Rags to Riches
Kicking a lump or two out of the fall-guys of gaming
Conceptually, ragdoll physics might have fluttered around since the days of polygon bird droppings, but it wasn't until 2000 that gaming's favourite thumb-in-a-suit, Hitman, made ragdolls cool and neat-o. Thomas Jakobsen, head of R&D at Io Interactive, introduced a form of ragdoll physics known as Verlet Integration, which connected thigh bones to knee bones, and so forth. Bingo! You could drag around dead people just like Jeffrey Dahmer.
When Havok showed its first demos at GDC 2002, the games industry was on the brink of ragdoll frenzy.
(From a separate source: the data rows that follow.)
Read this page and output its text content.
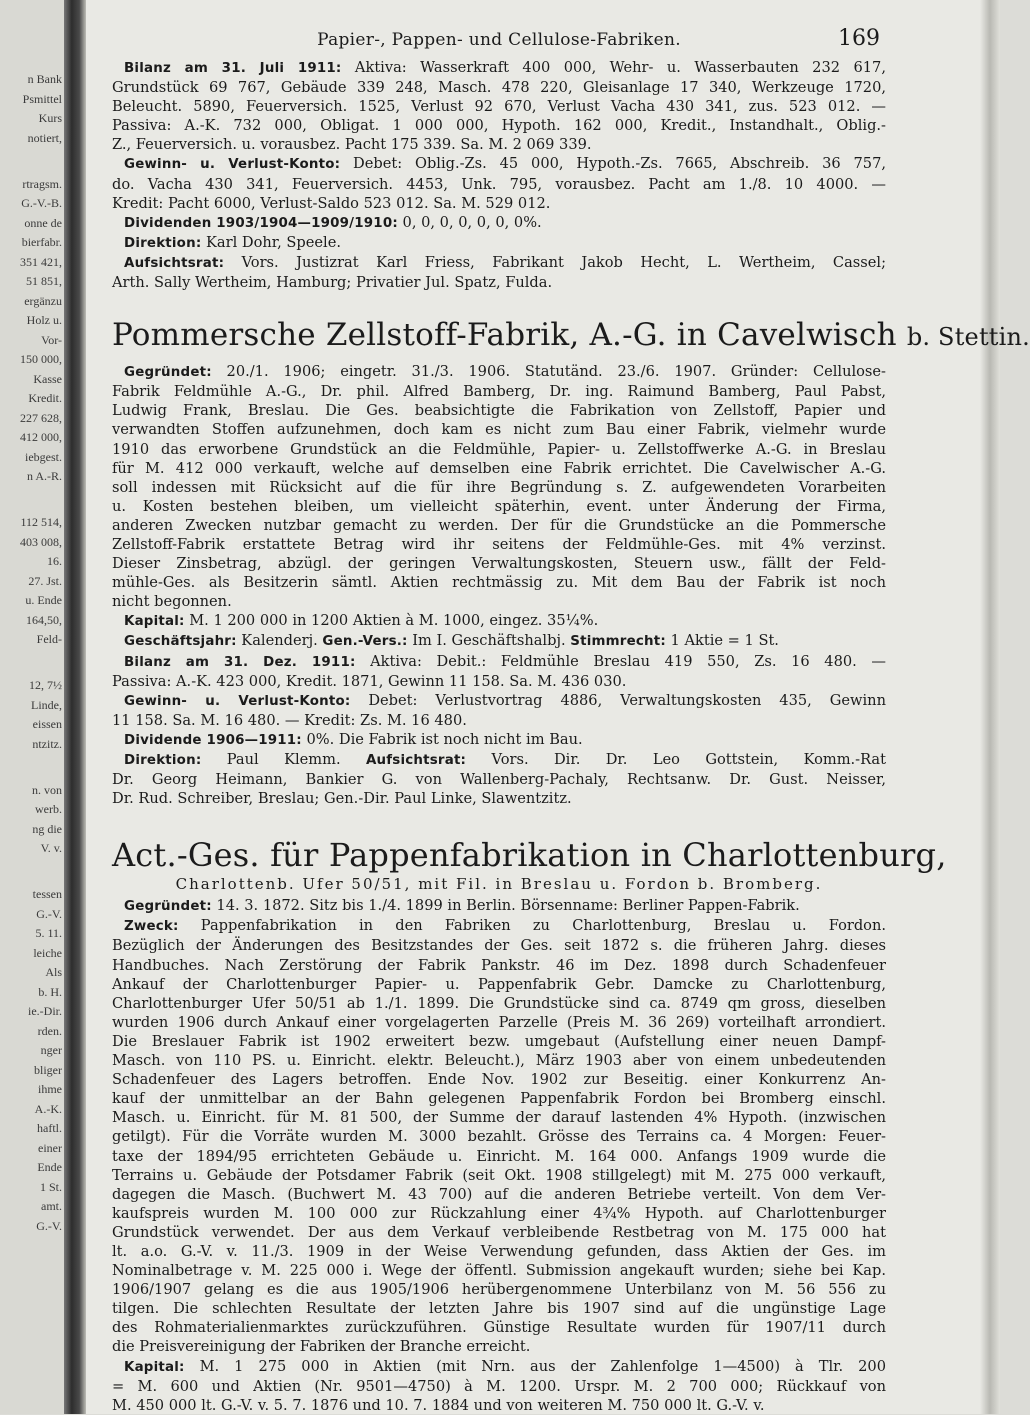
n Bank
Psmittel
Kurs
notiert,
rtragsm.
G.-V.-B.
onne de
bierfabr.
351 421,
51 851,
ergänzu
Holz u.
Vor-
150 000,
Kasse
Kredit.
227 628,
412 000,
iebgest.
n A.-R.
112 514,
403 008,
16.
27. Jst.
u. Ende
164,50,
Feld-
12, 7½
Linde,
eissen
ntzitz.
n. von
werb.
ng die
V. v.
tessen
G.-V.
5. 11.
leiche
Als
b. H.
ie.-Dir.
rden.
nger
bliger
ihme
A.-K.
haftl.
einer
Ende
1 St.
amt.
G.-V.
Papier-, Pappen- und Cellulose-Fabriken.	169

Bilanz am 31. Juli 1911: Aktiva: Wasserkraft 400 000, Wehr- u. Wasserbauten 232 617,

Grundstück 69 767, Gebäude 339 248, Masch. 478 220, Gleisanlage 17 340, Werkzeuge 1720,

Beleucht. 5890, Feuerversich. 1525, Verlust 92 670, Verlust Vacha 430 341, zus. 523 012. —

Passiva: A.-K. 732 000, Obligat. 1 000 000, Hypoth. 162 000, Kredit., Instandhalt., Oblig.-

Z., Feuerversich. u. vorausbez. Pacht 175 339. Sa. M. 2 069 339.

Gewinn- u. Verlust-Konto: Debet: Oblig.-Zs. 45 000, Hypoth.-Zs. 7665, Abschreib. 36 757,

do. Vacha 430 341, Feuerversich. 4453, Unk. 795, vorausbez. Pacht am 1./8. 10 4000. —

Kredit: Pacht 6000, Verlust-Saldo 523 012. Sa. M. 529 012.

Dividenden 1903/1904—1909/1910: 0, 0, 0, 0, 0, 0, 0%.

Direktion: Karl Dohr, Speele.

Aufsichtsrat: Vors. Justizrat Karl Friess, Fabrikant Jakob Hecht, L. Wertheim, Cassel;

Arth. Sally Wertheim, Hamburg; Privatier Jul. Spatz, Fulda.

Pommersche Zellstoff-Fabrik, A.-G. in Cavelwisch b. Stettin.

Gegründet: 20./1. 1906; eingetr. 31./3. 1906. Statutänd. 23./6. 1907. Gründer: Cellulose-

Fabrik Feldmühle A.-G., Dr. phil. Alfred Bamberg, Dr. ing. Raimund Bamberg, Paul Pabst,

Ludwig Frank, Breslau. Die Ges. beabsichtigte die Fabrikation von Zellstoff, Papier und

verwandten Stoffen aufzunehmen, doch kam es nicht zum Bau einer Fabrik, vielmehr wurde

1910 das erworbene Grundstück an die Feldmühle, Papier- u. Zellstoffwerke A.-G. in Breslau

für M. 412 000 verkauft, welche auf demselben eine Fabrik errichtet. Die Cavelwischer A.-G.

soll indessen mit Rücksicht auf die für ihre Begründung s. Z. aufgewendeten Vorarbeiten

u. Kosten bestehen bleiben, um vielleicht späterhin, event. unter Änderung der Firma,

anderen Zwecken nutzbar gemacht zu werden. Der für die Grundstücke an die Pommersche

Zellstoff-Fabrik erstattete Betrag wird ihr seitens der Feldmühle-Ges. mit 4% verzinst.

Dieser Zinsbetrag, abzügl. der geringen Verwaltungskosten, Steuern usw., fällt der Feld-

mühle-Ges. als Besitzerin sämtl. Aktien rechtmässig zu. Mit dem Bau der Fabrik ist noch

nicht begonnen.

Kapital: M. 1 200 000 in 1200 Aktien à M. 1000, eingez. 35¼%.

Geschäftsjahr: Kalenderj. Gen.-Vers.: Im I. Geschäftshalbj. Stimmrecht: 1 Aktie = 1 St.

Bilanz am 31. Dez. 1911: Aktiva: Debit.: Feldmühle Breslau 419 550, Zs. 16 480. —

Passiva: A.-K. 423 000, Kredit. 1871, Gewinn 11 158. Sa. M. 436 030.

Gewinn- u. Verlust-Konto: Debet: Verlustvortrag 4886, Verwaltungskosten 435, Gewinn

11 158. Sa. M. 16 480. — Kredit: Zs. M. 16 480.

Dividende 1906—1911: 0%. Die Fabrik ist noch nicht im Bau.

Direktion: Paul Klemm. Aufsichtsrat: Vors. Dir. Dr. Leo Gottstein, Komm.-Rat

Dr. Georg Heimann, Bankier G. von Wallenberg-Pachaly, Rechtsanw. Dr. Gust. Neisser,

Dr. Rud. Schreiber, Breslau; Gen.-Dir. Paul Linke, Slawentzitz.

Act.-Ges. für Pappenfabrikation in Charlottenburg,

Charlottenb. Ufer 50/51, mit Fil. in Breslau u. Fordon b. Bromberg.

Gegründet: 14. 3. 1872. Sitz bis 1./4. 1899 in Berlin. Börsenname: Berliner Pappen-Fabrik.

Zweck: Pappenfabrikation in den Fabriken zu Charlottenburg, Breslau u. Fordon.

Bezüglich der Änderungen des Besitzstandes der Ges. seit 1872 s. die früheren Jahrg. dieses

Handbuches. Nach Zerstörung der Fabrik Pankstr. 46 im Dez. 1898 durch Schadenfeuer

Ankauf der Charlottenburger Papier- u. Pappenfabrik Gebr. Damcke zu Charlottenburg,

Charlottenburger Ufer 50/51 ab 1./1. 1899. Die Grundstücke sind ca. 8749 qm gross, dieselben

wurden 1906 durch Ankauf einer vorgelagerten Parzelle (Preis M. 36 269) vorteilhaft arrondiert.

Die Breslauer Fabrik ist 1902 erweitert bezw. umgebaut (Aufstellung einer neuen Dampf-

Masch. von 110 PS. u. Einricht. elektr. Beleucht.), März 1903 aber von einem unbedeutenden

Schadenfeuer des Lagers betroffen. Ende Nov. 1902 zur Beseitig. einer Konkurrenz An-

kauf der unmittelbar an der Bahn gelegenen Pappenfabrik Fordon bei Bromberg einschl.

Masch. u. Einricht. für M. 81 500, der Summe der darauf lastenden 4% Hypoth. (inzwischen

getilgt). Für die Vorräte wurden M. 3000 bezahlt. Grösse des Terrains ca. 4 Morgen: Feuer-

taxe der 1894/95 errichteten Gebäude u. Einricht. M. 164 000. Anfangs 1909 wurde die

Terrains u. Gebäude der Potsdamer Fabrik (seit Okt. 1908 stillgelegt) mit M. 275 000 verkauft,

dagegen die Masch. (Buchwert M. 43 700) auf die anderen Betriebe verteilt. Von dem Ver-

kaufspreis wurden M. 100 000 zur Rückzahlung einer 4¾% Hypoth. auf Charlottenburger

Grundstück verwendet. Der aus dem Verkauf verbleibende Restbetrag von M. 175 000 hat

lt. a.o. G.-V. v. 11./3. 1909 in der Weise Verwendung gefunden, dass Aktien der Ges. im

Nominalbetrage v. M. 225 000 i. Wege der öffentl. Submission angekauft wurden; siehe bei Kap.

1906/1907 gelang es die aus 1905/1906 herübergenommene Unterbilanz von M. 56 556 zu

tilgen. Die schlechten Resultate der letzten Jahre bis 1907 sind auf die ungünstige Lage

des Rohmaterialienmarktes zurückzuführen. Günstige Resultate wurden für 1907/11 durch

die Preisvereinigung der Fabriken der Branche erreicht.

Kapital: M. 1 275 000 in Aktien (mit Nrn. aus der Zahlenfolge 1—4500) à Tlr. 200

= M. 600 und Aktien (Nr. 9501—4750) à M. 1200. Urspr. M. 2 700 000; Rückkauf von

M. 450 000 lt. G.-V. v. 5. 7. 1876 und 10. 7. 1884 und von weiteren M. 750 000 lt. G.-V. v.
At the time, movies were using similar effects and technology - The Matrix being a prime example. "Painkiller had some great effects, like the ragdolls that you could pin to the geometry with special guns and stakes," says Dave Gargan.
Steve Collins's fave is Remedy's detective noir. "Max Payne 2 is still a fantastic example of what you can do cinematically," he says. "I think that game more than any other made ragdoll technology a required feature for many genres. I also think that Midway's Psi-Ops was technically very clever - it demonstrated some fantastic character interactions with the environment. Anyone for some crate surfing?"
So why are ragdolls still prone to causing unintentional hilarity? "In most games, ragdolls are like scarecrows made from sandbags - their limbs are tied together with pieces of string. It looks extremely unnatural," says Gargan. "It's like these characters have had their spinal cords severed."